- To make monosaccharides more suitable for transport, storage and to have less influence on a cell’s osmolarity, they are bonded together to form disaccharides and polysaccharides
- Disaccharides and polysaccharides are formed when two hydroxyl (-OH) groups (on different saccharides) interact to form a strong covalent bond called the glycosidic bond (the oxygen link that holds the two molecules together)
- Every glycosidic bond results in one water molecule being removed, thus glycosidic bonds are formed by condensation
- Each glycosidic bond is catalysed by enzymes specific to which OH groups are interacting
- As there are many different monosaccharides this results in different types of glycosidic bonds forming (e.g maltose has a α-1,4 glycosidic bond and sucrose has a α-1,2 glycosidic bond)
Make sure you can identify where the glycosidic bond is in a carbohydrate.

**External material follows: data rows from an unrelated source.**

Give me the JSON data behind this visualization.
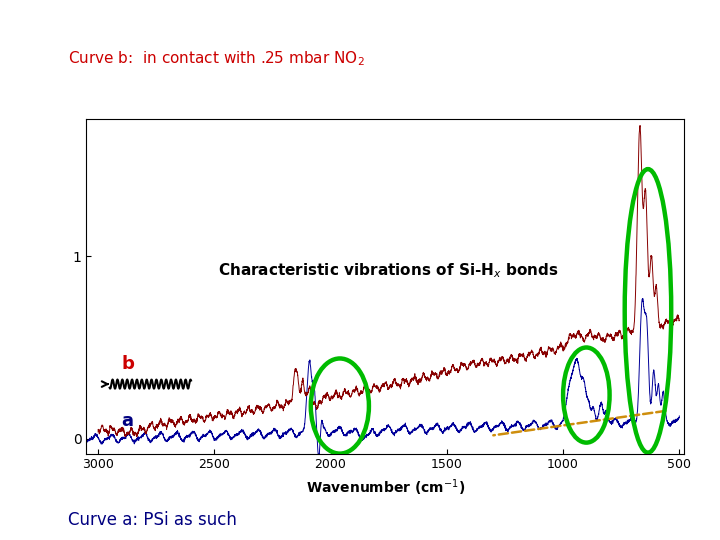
{
  "title_top": "Curve b:  in contact with .25 mbar NO",
  "title_top_sub2": "2",
  "title_top_color": "#cc0000",
  "title_bottom": "Curve a: PSi as such",
  "title_bottom_color": "#000080",
  "annotation_text": "Characteristic vibrations of Si-H",
  "annotation_sub": "x",
  "annotation_suffix": " bonds",
  "bg_color": "#ffffff",
  "plot_bg": "#ffffff",
  "xmin": 500,
  "xmax": 3000,
  "ymin": -0.08,
  "ymax": 1.75,
  "yticks": [
    0,
    1
  ],
  "label_b_color": "#cc0000",
  "label_a_color": "#000080",
  "ellipse_color": "#00bb00",
  "ellipse_lw": 3.2,
  "curve_b_color": "#880000",
  "curve_a_color": "#000099",
  "dashed_color": "#cc8800"
}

- The glycosidic bond is broken when water is added in a hydrolysis (meaning ‘hydro’ – with water and ‘lyse’ – to break) reaction
- Disaccharides and polysaccharides are broken down in hydrolysis reactions
- Hydrolytic reactions are catalysed by enzymes, these are different to those present in condensation reactions
- Examples of hydrolytic reactions include the digestion of food in the alimentary tract and the breakdown of stored carbohydrates in muscle and liver cells for use in cellular respiration
- Sucrose is a non-reducing sugar which gives a negative result in a Benedict’s test. When sucrose is heated with hydrochloric acid this provides the water that hydrolyses the glycosidic bond resulting in two monosaccharides that will produce a positive Benedict’s test
Remember that disaccharides hydrolyse to two monosaccharides whereas polysaccharides must undergo many hydrolytic reactions until they form monosaccharides.